Vier Jahre haben seine Anhänger sich gedulden müssen, nun ist es endlich da, das neue, opulente Meisterwerk aus der Feder des aus Syrien stammenden Erzählers Rafik Schami. Das Geheimnis des Kalligraphen ist saftig wie die Früchte des Gärtners Viktor, farbenprächtig wie die Köstlichkeiten des Eisverkäufers Elias und singt wie beinahe alle Bücher Schamis ein Hohelied auf dessen Heimatstadt Damaskus mit ihren duftenden, jasminbestandenen Gassen, lebhaften Märkten und ihrer überbordenden mündlichen Tradition. In literarischer Vollendung vollzieht Schamis Roman die hohe Kunst der Kalligraphie, dieser „Musik für die Augen”, auf Buchseiten nach: Er nimmt überraschende Abbiegungen, verästelt sich wundersam bei der Schilderung von scheinbar Nebensächlichem, das am Schluss jedoch das Netz aus Erzähltem erst vollendet. Dennoch bleibt die Geschichte immer ganz nah an ihrem undurchschaubaren Helden: Am Aufstieg und Fall des begnadeten, aber stolzen und herzkalten Kalligraphen Hamid Farsi, der seine wunderschöne, belesene Ehefrau Nura schlechter behandelt als ein ungeliebtes Haustier; mit der Feder, aus herrlichem Papier und Tinte nach Geheimrezept indes Kunstwerke zu schaffen vermag, die das ganze Land zu Tränen rühren. Farsi hat Großes vor, will die arabische Schrift reformieren und stürzt tief: „Die Kalligraphie ist die Kunst, mit schwarzer Farbe helle Freude in das verlorene Weiß des Papiers zu bringen.”
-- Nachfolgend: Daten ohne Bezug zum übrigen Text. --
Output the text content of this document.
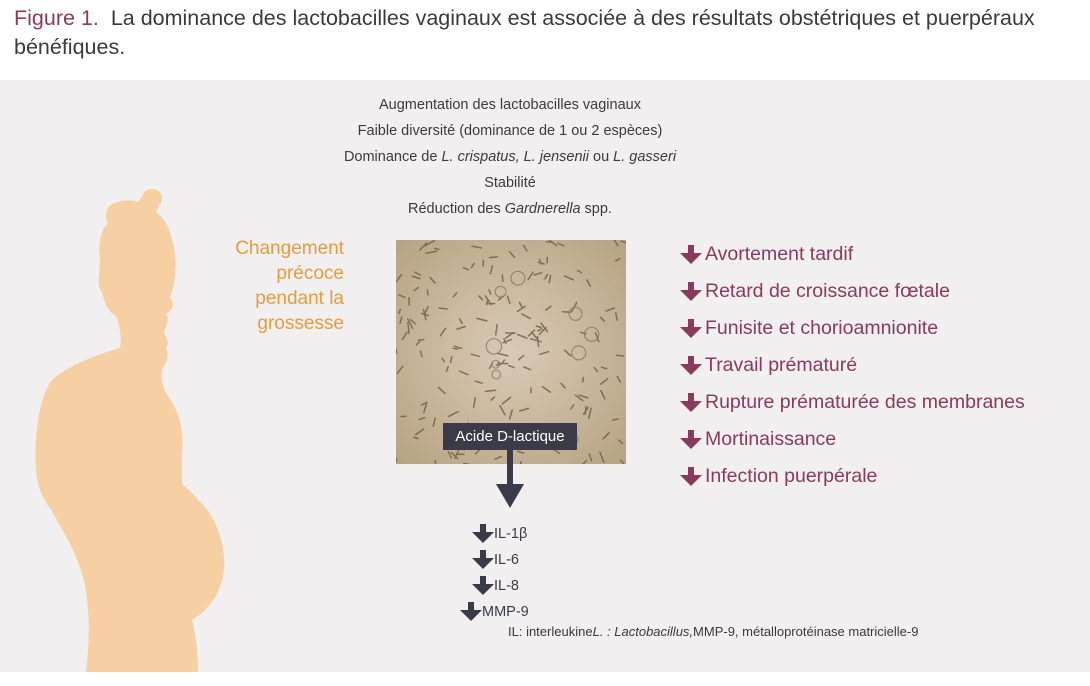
Figure 1. La dominance des lactobacilles vaginaux est associée à des résultats obstétriques et puerpéraux bénéfiques.
Augmentation des lactobacilles vaginaux
Faible diversité (dominance de 1 ou 2 espèces)
Dominance de L. crispatus, L. jensenii ou L. gasseri
Stabilité
Réduction des Gardnerella spp.
Changement
précoce
pendant la
grossesse
Acide D-lactique
Avortement tardif
Retard de croissance fœtale
Funisite et chorioamnionite
Travail prématuré
Rupture prématurée des membranes
Mortinaissance
Infection puerpérale
IL-1β
IL-6
IL-8
MMP-9
IL: interleukineL. : Lactobacillus,MMP-9, métalloprotéinase matricielle-9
En passant schildert der Roman den politischen Umsturz im Syrien der späten fünfziger Jahre und hält ein leidenschaftliches Plädoyer für die Kraft und das Selbstbewusstsein der syrischen Frauen, die bei Schami stets durch List, Besonnenheit und Tüchtigkeit die Fäden spinnen. Der „Damaszener Freund” Rafik Schami, der seit seinem politischen Exil im Jahre 1970 keinen Fuß in seine Heimatstadt gesetzt hat, wird hierzulande von der Kritik geschätzt und von seinem Publikum verehrt. Seine Bücher wurden in 24 Sprachen übersetzt, sein Werk zuletzt mit dem Nelly-Sachs-Preis ausgezeichnet. Die Laudatorin Meike Feßmann brachte es damals so schlicht wie präzise auf den Punkt: „Rafik Schami ist ein großer Geschichtenerzähler.”
Veranstaltet wird die Lesung vom Literaturhaus Hamburg.